Judge Won’t Act On Argentina Default Memo

Jun 9 2014 | 10:45am ET

The judge who ordered Argentina to pay hedge-fund holdouts from its 2001 default in full refused last week to sanction the country over a memorandum from its lawyers suggesting the country default if his rulings are upheld.

Argentina is asking the U.S. Supreme Court to hear its appeal of U.S. District Judge Thomas Griesa’s order, which has already been upheld by a federal appeals panel. In its brief with the high court, Argentina vowed to comply with the Second Circuit Court of Appeals ruling should the justices refuse its appeal. But, according to a memo written by its U.S. lawyers obtained by holdout Elliott Associates, the country apparently plans to default again to avoid paying the holdouts.

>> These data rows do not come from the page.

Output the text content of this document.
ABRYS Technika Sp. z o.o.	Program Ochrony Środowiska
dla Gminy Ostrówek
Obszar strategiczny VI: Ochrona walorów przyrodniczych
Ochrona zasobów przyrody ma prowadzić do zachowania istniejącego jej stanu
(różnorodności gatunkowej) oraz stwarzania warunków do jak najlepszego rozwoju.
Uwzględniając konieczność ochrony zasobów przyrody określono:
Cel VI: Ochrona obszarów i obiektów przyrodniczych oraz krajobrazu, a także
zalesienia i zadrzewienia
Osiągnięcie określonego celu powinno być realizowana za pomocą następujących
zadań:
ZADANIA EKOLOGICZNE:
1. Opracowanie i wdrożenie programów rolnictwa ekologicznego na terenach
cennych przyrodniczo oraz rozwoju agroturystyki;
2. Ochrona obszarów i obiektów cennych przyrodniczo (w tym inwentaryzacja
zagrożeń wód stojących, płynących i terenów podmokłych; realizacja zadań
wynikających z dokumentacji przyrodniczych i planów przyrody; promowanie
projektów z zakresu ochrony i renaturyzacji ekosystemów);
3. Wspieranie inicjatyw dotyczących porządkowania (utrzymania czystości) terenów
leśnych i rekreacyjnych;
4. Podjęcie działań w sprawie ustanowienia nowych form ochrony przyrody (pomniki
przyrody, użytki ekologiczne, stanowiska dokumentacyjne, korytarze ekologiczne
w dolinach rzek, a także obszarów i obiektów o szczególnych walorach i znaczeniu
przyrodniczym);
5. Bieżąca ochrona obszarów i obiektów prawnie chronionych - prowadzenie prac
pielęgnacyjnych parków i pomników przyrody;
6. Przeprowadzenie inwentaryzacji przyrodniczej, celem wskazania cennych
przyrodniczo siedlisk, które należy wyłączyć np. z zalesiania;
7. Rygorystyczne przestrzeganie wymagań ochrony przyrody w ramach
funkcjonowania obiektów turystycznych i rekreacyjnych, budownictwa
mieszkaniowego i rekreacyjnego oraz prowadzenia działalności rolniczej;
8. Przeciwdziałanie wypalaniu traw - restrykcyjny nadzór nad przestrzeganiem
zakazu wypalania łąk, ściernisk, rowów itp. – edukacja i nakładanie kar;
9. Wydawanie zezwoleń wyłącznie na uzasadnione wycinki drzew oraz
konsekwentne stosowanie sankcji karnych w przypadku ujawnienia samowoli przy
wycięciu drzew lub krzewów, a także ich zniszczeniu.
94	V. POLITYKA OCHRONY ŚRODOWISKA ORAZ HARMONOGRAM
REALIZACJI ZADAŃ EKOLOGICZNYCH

On May 2, attorneys from Cleary Gottlieb Steen & Hamilton told Argentine Economy Minister Hernán Lorenzino that the country’s “best option” should the Supreme Court fail to reverse  would be to “default and then immediately restructure all of their external bonds such that their payment mechanism and other related aspects stay outside the reach of American courts.”

Elliott demanded that Griesa hold Argentina to account for the plan to evade his rulings, calling the document “a smoking gun,” but the judge declined, saying that the memo was privileged—and ordering the hedge fund to redact any mention of it in court documents.

At Friday’s hearing, Argentina lawyer Carmine Boccuzzi made clear that the default plan was in no way an evasion of the rulings. “Given the fact that the Republic does not have the resources to pay all of the holdouts… there will likely be a default, an across-the-board default. That is what we have said. That is what is going on.”

The Supreme Court is set to consider Argentina’s petition this week, although it may choose to withhold a decision on the matter until later.